The McCain collided with the Liberia-registered Alnic MC, a 600 foot long, 30,000 gross ton tanker, in the early morning hours of August 21st, resulting in a large gash on the destroyer's port (left) side. The hole flooded the ship's interior, including crew berthing, machinery, and communications rooms. Damage control teams on the ship reportedly prevented further flooding. Navy divers are on scene at Changi and further assessing damage.

Photo credit: Roslan Rahman / Getty
Photo credit: Roslan Rahman / Getty

The Strait of Malacca waterway is one of the busiest waterways in the world, with 80,980 transits by ships of all kinds, military and civilian, in 2015. The strait enables ships plying the route between Europe and Asia to shave three days and 1,000 miles off their trip, and traffic has exploded with the growth of China's economy.

The USS John McCain is an Arleigh Burke-class guided missile destroyer. Based at Yokosuka, Japan, it is part of the U.S. Navy's 7th Fleet and one of several destroyers modified to shoot down ballistic missiles. The destroyer was returning from a freedom of navigation exercise in the South China Sea, during which it sailed within six nautical miles of Mischief Reef, an artificial island created and claimed by China.

Photo credit: Roslan Rahman / Getty
Photo credit: Roslan Rahman / Getty

Already, conspiracies are beginning to make the rounds that the USS McCain-and the USS Fitzgerald earlier this summer-were the victims of GPS sabotage. The theory goes that some unfriendly power interfered with the U.S.-owned, satellite-based Global Positioning System. Military and commercial ships worldwide utilize GPS to determine their locations in relation to other ships. So-called "GPS spoofing" causes GPS trackers to misidentify a ship's location, presumably confusing ships and causing accidents.

GPS sabotage does exist. America's potential adversaries, realizing the U.S. military's dependence on the system for everything from daily navigation to weapons targeting, have been working to devise ways to jam or spoof GPS signals.

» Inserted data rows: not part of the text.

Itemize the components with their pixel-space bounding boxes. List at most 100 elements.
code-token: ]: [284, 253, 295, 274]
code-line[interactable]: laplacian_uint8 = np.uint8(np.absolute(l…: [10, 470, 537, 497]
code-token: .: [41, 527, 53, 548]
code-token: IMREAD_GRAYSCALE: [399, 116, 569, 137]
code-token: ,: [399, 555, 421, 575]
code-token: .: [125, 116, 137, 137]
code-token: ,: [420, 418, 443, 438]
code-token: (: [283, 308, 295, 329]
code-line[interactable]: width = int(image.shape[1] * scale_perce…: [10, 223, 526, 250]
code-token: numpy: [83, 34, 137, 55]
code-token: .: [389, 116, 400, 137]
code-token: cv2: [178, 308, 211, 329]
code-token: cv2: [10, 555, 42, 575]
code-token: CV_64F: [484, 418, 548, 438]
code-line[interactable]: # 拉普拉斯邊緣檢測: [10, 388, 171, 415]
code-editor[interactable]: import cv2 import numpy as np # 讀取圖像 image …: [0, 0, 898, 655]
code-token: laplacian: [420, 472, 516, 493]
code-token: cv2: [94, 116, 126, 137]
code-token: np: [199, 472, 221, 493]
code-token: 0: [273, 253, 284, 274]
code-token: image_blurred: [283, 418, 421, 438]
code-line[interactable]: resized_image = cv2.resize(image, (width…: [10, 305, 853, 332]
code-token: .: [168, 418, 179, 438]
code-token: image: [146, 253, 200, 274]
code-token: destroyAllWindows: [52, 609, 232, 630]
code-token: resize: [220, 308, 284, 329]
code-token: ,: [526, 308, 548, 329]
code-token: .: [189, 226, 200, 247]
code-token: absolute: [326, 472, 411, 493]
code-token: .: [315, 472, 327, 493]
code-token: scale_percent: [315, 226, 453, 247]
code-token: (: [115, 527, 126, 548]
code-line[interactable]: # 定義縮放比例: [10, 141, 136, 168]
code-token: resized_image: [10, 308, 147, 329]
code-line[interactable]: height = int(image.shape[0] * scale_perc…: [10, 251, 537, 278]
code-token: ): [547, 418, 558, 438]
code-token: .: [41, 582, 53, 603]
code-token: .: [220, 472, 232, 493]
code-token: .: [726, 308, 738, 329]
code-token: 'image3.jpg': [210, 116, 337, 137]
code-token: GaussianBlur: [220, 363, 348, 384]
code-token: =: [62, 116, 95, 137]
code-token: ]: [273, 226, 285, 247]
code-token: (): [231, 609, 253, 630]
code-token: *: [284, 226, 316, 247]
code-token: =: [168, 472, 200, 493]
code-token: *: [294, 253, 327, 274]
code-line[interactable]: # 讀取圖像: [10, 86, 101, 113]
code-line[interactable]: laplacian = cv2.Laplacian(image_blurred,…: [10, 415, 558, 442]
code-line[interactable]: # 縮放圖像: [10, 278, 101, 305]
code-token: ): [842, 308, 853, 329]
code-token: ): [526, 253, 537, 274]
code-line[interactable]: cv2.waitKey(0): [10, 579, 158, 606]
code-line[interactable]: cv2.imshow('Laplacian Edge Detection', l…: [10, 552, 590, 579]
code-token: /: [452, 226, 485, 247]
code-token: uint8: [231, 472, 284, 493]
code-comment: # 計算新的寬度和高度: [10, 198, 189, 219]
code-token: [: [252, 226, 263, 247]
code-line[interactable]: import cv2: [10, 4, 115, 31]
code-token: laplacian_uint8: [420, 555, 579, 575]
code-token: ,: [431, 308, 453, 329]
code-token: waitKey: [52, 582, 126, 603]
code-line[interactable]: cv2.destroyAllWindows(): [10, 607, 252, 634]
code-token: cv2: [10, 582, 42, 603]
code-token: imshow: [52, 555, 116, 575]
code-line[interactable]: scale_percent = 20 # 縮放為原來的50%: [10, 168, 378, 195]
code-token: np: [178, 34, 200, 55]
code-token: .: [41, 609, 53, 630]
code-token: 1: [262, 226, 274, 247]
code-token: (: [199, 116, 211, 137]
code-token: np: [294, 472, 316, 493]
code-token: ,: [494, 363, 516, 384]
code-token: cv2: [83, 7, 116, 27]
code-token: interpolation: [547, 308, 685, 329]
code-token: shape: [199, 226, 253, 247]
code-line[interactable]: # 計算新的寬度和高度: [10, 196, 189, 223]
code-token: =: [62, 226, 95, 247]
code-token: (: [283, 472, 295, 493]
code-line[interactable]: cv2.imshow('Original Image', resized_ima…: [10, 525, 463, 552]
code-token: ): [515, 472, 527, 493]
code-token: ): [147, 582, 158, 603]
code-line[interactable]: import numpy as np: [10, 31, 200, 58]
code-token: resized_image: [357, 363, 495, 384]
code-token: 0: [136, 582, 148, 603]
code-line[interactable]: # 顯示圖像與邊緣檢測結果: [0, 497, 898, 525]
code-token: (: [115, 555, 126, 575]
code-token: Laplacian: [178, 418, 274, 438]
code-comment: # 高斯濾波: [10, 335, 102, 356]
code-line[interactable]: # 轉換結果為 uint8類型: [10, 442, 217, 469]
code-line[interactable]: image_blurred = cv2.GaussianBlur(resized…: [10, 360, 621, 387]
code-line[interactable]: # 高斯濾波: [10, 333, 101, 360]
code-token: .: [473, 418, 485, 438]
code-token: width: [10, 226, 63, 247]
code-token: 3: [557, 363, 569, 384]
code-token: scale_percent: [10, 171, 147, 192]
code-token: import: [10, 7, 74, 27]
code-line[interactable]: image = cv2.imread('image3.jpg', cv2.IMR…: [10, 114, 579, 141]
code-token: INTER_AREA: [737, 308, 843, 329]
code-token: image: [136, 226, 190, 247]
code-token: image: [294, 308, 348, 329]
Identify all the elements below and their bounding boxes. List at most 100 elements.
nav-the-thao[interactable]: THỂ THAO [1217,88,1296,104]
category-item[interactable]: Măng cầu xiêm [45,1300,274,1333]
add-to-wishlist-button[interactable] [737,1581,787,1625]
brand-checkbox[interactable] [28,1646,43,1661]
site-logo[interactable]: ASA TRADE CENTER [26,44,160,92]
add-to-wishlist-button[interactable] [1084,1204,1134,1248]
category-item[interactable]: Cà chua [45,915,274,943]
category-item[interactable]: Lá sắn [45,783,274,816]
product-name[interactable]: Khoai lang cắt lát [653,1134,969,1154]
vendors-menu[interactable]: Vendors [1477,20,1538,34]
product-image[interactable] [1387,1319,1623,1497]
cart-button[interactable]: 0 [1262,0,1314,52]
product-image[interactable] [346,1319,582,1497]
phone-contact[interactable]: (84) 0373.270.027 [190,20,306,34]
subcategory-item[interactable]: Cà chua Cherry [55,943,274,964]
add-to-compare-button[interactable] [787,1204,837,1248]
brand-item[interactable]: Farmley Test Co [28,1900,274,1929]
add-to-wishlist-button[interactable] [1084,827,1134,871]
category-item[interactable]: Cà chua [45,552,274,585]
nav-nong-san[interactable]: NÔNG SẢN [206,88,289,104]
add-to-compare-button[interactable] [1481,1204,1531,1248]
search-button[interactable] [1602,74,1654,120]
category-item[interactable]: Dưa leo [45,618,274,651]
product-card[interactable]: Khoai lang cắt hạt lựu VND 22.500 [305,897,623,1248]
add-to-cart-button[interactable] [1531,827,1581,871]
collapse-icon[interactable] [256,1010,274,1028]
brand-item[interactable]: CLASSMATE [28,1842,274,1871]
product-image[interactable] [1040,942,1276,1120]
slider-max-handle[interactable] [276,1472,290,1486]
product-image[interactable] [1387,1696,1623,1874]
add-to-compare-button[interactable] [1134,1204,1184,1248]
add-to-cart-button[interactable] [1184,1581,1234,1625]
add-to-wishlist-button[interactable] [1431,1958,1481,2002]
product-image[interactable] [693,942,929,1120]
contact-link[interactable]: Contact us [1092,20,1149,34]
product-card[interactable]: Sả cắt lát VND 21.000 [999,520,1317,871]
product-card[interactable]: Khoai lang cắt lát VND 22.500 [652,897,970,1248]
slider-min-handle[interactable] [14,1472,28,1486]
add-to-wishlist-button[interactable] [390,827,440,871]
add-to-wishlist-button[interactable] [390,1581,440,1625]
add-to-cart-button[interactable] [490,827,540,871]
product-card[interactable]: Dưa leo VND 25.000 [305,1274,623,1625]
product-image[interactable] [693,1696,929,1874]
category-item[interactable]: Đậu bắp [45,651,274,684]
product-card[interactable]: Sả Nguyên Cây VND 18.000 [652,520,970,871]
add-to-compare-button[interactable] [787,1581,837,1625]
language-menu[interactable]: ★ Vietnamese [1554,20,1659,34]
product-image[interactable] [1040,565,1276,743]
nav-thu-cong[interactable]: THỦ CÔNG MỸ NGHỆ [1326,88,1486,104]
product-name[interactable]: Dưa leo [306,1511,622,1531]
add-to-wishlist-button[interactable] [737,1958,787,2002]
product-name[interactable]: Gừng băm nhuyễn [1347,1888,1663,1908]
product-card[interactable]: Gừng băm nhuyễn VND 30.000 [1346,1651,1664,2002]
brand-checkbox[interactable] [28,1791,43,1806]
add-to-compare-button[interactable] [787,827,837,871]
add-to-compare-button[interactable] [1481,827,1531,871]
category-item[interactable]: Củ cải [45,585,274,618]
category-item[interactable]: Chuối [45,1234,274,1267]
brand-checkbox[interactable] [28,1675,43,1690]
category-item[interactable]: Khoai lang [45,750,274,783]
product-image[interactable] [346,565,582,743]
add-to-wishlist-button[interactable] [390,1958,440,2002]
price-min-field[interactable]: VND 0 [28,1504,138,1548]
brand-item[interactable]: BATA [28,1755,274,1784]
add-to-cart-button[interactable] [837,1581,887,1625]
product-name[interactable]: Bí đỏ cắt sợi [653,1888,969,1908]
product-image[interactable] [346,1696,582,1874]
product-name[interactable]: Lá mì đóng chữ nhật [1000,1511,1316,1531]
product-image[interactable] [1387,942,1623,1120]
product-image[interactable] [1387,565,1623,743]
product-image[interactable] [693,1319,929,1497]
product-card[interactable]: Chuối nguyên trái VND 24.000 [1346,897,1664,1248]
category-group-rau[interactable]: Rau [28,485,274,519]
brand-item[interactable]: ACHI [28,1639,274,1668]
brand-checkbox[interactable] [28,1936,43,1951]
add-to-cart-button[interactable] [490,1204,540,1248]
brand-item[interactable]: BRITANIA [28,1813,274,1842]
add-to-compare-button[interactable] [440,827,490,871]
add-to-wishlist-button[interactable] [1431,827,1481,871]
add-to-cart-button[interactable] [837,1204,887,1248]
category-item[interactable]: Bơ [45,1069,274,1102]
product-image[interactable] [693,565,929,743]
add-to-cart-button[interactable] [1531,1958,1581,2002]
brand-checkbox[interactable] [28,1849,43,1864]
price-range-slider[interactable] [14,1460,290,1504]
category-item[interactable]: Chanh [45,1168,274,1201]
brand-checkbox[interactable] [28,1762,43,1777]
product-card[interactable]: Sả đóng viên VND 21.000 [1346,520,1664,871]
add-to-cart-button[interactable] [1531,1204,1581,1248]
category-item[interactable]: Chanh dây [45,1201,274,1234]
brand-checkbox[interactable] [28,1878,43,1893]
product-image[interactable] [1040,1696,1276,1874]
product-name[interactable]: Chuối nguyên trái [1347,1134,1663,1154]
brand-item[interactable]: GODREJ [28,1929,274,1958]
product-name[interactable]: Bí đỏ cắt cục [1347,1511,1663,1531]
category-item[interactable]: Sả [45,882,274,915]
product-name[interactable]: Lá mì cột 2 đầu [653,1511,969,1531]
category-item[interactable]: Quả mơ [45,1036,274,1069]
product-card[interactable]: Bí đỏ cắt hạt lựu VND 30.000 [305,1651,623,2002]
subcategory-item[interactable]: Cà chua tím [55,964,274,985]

North Korea periodically jams GPS signals in South Korea, interfering with ship and aircraft navigation, while drivers in Moscow have reported GPS problems in the central part of the Russian capital. Even more ominously, in a case of actual "spoofing," last month sailors in the Black Sea reported that their GPS-based systems were misreporting the location of their ships 25 nautical miles from their actual location. The spoofing was reported off the coast of Novorossiysk, Russia.

Could the McCain's collision be the result of GPS spoofing? It's very unlikely. Assuming a hostile power wanted to spoof the American destroyer, the signal it would have to broadcast to cause an accident would be wide enough to affect dozens, if not hundreds of ships in the region and someone would have noticed it. (After all, it was ordinary civilian mariners on the Black Sea that reported the spoofing campaign off Novorossiysk.)

There are enough nearby islands that a meaningful deviation from what ships crews were seeing with their own eyes would have been glaringly obvious. Furthermore, the conspiracy ignores the fact that GPS is not the only means U.S. Navy ships use for navigation. Watchstanders on the McCain should have been posted to keep an eye out for unexpected obstacles, ships not broadcasting an AIS transponder signal, and other potential hazards.

In response to the collision Admiral Scott Swift, commander of the U.S. 7th Fleet ordered a "fleetwide review of seamanship and training" for the Pacific-oriented fleet. Chief of Naval Operations Admiral John Richardson described himself as "devastated and heartbroken" at the news and ordered a one day "operational pause" for Navy forces worldwide to review safety procedures.